I came to Odyssey on the verge of a horrible case of writer’s block. I had just sold my first novel. I was now under contract to write two more. I had to finish a 200,000-word project in a little over a year. I’d been trying for weeks to tackle it. I couldn’t write a word.
I thought I had lost whatever made me a good writer in the first place. I thought good writing was a mystical, nebulous thing. Writing talent was a gift: you either had it or you didn’t. And I thought you could lose it without ever knowing why, and never be able to reclaim it.
And at some level I thought writing workshops were probably bull. Writing was subjective; writing was intuitive; you couldn’t objectively critique a piece in a way that everyone might agree with.
I was, of course, wrong about everything.

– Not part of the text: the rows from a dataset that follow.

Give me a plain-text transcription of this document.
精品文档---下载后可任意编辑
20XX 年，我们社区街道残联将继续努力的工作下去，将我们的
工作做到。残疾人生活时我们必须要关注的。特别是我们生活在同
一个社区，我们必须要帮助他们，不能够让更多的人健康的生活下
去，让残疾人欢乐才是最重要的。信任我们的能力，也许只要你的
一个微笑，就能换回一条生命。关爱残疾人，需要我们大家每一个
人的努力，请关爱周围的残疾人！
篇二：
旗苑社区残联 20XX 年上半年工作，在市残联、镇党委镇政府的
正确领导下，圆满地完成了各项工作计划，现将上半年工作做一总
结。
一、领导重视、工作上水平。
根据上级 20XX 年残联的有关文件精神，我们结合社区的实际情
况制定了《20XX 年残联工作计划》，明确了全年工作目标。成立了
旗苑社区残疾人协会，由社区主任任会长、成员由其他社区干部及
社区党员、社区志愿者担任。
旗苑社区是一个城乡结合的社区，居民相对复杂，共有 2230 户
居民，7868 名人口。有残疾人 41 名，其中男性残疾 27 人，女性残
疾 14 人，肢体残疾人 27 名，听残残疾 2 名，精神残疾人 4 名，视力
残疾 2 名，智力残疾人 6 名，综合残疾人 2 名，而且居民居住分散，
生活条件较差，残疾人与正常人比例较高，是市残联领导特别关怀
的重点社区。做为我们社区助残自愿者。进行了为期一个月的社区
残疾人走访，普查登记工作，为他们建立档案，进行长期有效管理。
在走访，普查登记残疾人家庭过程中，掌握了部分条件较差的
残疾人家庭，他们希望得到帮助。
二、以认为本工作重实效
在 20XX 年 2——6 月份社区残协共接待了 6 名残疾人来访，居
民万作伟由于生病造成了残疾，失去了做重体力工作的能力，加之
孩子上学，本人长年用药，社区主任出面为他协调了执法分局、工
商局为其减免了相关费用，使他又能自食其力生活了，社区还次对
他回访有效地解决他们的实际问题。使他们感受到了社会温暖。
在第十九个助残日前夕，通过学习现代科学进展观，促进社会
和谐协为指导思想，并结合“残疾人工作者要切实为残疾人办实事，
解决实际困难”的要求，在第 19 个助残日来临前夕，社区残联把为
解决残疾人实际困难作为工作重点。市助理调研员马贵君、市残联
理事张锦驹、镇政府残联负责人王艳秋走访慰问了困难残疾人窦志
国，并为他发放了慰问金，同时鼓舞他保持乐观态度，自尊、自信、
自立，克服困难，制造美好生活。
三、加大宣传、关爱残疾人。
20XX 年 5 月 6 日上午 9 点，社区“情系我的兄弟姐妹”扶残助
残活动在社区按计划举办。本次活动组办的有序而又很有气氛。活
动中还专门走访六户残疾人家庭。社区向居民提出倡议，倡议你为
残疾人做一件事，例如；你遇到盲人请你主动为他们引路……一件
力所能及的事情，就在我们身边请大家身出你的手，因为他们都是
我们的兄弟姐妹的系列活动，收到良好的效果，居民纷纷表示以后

The first week at Odyssey, Jeanne taught us that writing skill comes incrementally. Nobody is naturally a good writer. Anyone can become a good writer. It’s not something you can attain magically, and it’s not something you can lose overnight. Even on the days you have absolutely no inspiration, you can still crank out good words, if you know what good words look like.
In retrospect, that seems obvious. At the time, I really needed to hear it.
After Jeanne’s first lecture, I was in shock. No one had ever told me these things.
Jeanne didn’t stop at that mind-blowing revelation. She just kept going. Over the next six weeks she poured more knowledge into our brains than I’ve received in most of my college classes. We broke the craft of writing down into isolated, tangible, objective goals. We learned about three-act plot structures. Active sentence constructions. Showing versus telling. Exposition through arguments, exposition through dialogue, instead of exposition through exposition. Consistent (or deliberately inconsistent) points of view. We turned writing into a science, and even if we weren’t yet Einsteins, we at least understood the scientific method.
And then there were the critiques. Jeanne is a wonderful editor. She’s harsh in the best way. Her critiques are blisteringly thorough, and she spends an insane amount of time on each one. She sees things that the rest of us can’t see, and she asks questions that I would never ask myself. Your characters don’t speak and act like they come from the background that they do. This chain of events seems illogical, convenient, and manipulated by the author. Your prose here is clunky.
Writers get sensitive about their work. There’s a fine line between a thorough critique and a cruel critique, and Jeanne comes right up to it. But she never crossed it, largely because we could so obviously tell how much she cared about the piece, and how much she cared about us. She helped me rip apart my own work with the sole purpose of putting it back together again. She helped me develop a strong critical eye so that I could tell the difference between the torrents of crap that I had to crank out to get to those gold nugget sentences.
And more importantly, she taught us how to critique ourselves and others. Again, I used to think critiques were entirely subjective. But Jeanne taught us what to look for and how to voice our criticisms in a way that was helpful. Does this point of view make sense for the story? Is the main character the right choice? We learned to pinpoint the flaws in others’ work, and that made us better at avoiding those flaws in our own fiction.
Odyssey was life changing; Odyssey was eye-opening. It’s hard to describe Odyssey without the tired aphorisms because they are just true. It’s one of those rare experiences that changes the way you approach everything for the rest of your earthly existence, and I’m so grateful I got the chance to attend.
I’m back at work on my second novel now. It’s still hard. Thanks to Jeanne, I have a harsher inner critic, I hold myself to a harder standard, and I spot more problems with the plot and prose than I would have before. But also thanks to Jeanne, I know how to fix them.